Podemos ser pródigos
(Verdadeiramente pródigos)
E não voltar às mesmas velhas histórias,
Não recontá-las tantas vezes
Até que se tornem
As fábulas do medo,
Do desejo e da revolta
Em que se gastam mais uma vez
O nosso tempo e a nossa sorte –

Podemos ser aqueles
Que nunca mais retornam
Os que merecem desta vez
O tempo presente –
A página imaculada –
Esse halo de majestade
Dos tigres à beira da extinção,
Sem rastros de vidas pregressas
E sem um fio de esperança. 

Ianelli não quer o tempo do mito. Apesar de fazê-lo, a poeta anuncia que podemos ainda não voltar às mesmas histórias – apenas quando necessário, antes que nossas repetições sacralizadoras transformem o momento da crise num ciclo mítico do medo. Mas Ianelli não quer o tempo do progresso – que no fundo é o mesmo do mito, e disto nossa época dá provas. O “e depois” do título de seu livro aponta para o presente. Para a página (supostamente) imaculada. Ianelli não quer negar a sua fraqueza. Quer estampar em um estandarte a iminência de sua extinção.

[ N.A. 1] O travessão que finaliza a primeira estrofe do poema transforma as estrofes em dois momentos discerníveis da poética de Ianelli. Todo o poema só é possível por causa da queda, assim como todos os poemas do livro só surgiram em função dela. O que se escreve é o escarlate súbito. Só a partir desta dor a primeira estrofe tem corpo. E o travessão sustenta o peso.

[2] A língua como História: a imagem de um bosque e de uma geada nos são estrangeiros; um sol imperioso, que nos engordura o corpo, não (a História se elabora no tempo e no espaço).

[3] Em outras palavras, por que Ianelli busca ainda este amor possível, como imagem de redenção?

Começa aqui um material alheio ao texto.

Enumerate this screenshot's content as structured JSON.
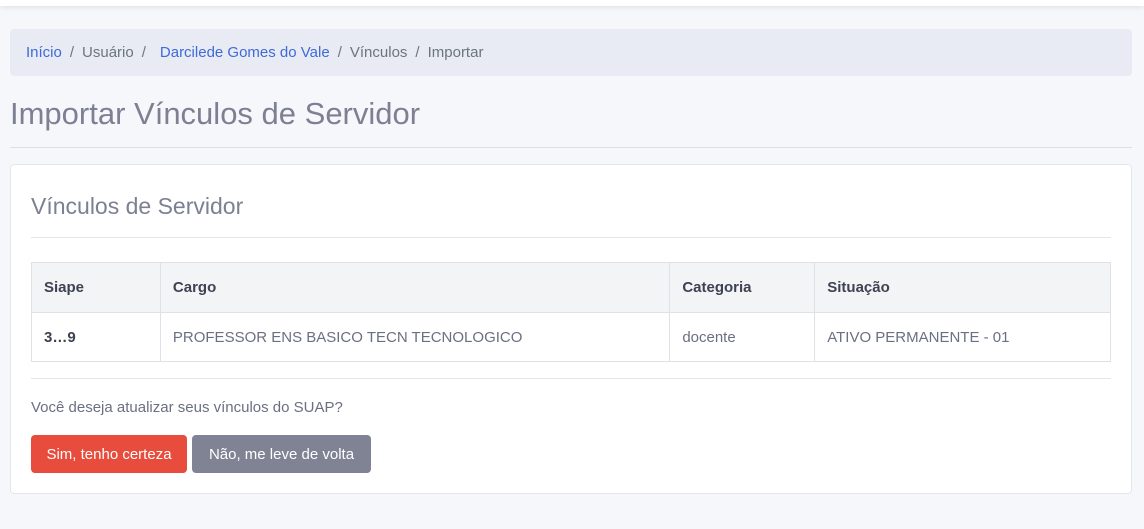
{
  "breadcrumb": {
    "home": "Início",
    "user": "Usuário",
    "person": "Darcilede Gomes do Vale",
    "links": "Vínculos",
    "current": "Importar",
    "separator": "/"
  },
  "page": {
    "title": "Importar Vínculos de Servidor"
  },
  "card": {
    "title": "Vínculos de Servidor",
    "table": {
      "headers": [
        "Siape",
        "Cargo",
        "Categoria",
        "Situação"
      ],
      "rows": [
        [
          "3…9",
          "PROFESSOR ENS BASICO TECN TECNOLOGICO",
          "docente",
          "ATIVO PERMANENTE - 01"
        ]
      ]
    },
    "question": "Você deseja atualizar seus vínculos do SUAP?",
    "confirm_label": "Sim, tenho certeza",
    "cancel_label": "Não, me leve de volta"
  },
  "colors": {
    "link": "#3f6ad8",
    "danger": "#e74c3c",
    "secondary": "#7f8394",
    "background": "#f6f7fb"
  }
}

[4] Fredric Jameson (em seu ensaio “As antinomias da Pós-Modernidade”, em A virada cultural) caracterizou este tempo sem história como o tempo da modernização sobre a modernização. O século XX ainda conheceria áreas tradicionais a serem colonizadas pela máquina destradicionalizadora, criando um contraste que permitia a divisão tripartida do tempo entre Passado, Presente e Futuro, o que caracterizaria o Tempo do Progresso. A nossa era, já ultramodernizada por excelência, conheceria uma repetição incessante do ritual de modernização a tal ponto, que ele teria se tornado a tradição. A antinomia aí posta é que, a princípio, a única possibilidade de transformar este Tempo seria interromper, justamente, as transformações. O livro de Ianelli nos dá vistas deste Tempo: por isso seu tempo é circular, pois este é o nosso tempo. Como as vitrines de um shopping center, onde a monotonia dá lugar à manutenção da vitrine, e as marcas mudam de lugar, tal e qual funciona a poética de Ianelli, repetindo monotonamente a atmosfera de seus poemas, alterando aqui e ali alguns símbolos, já esvaziados da força que o símbolo teve um dia.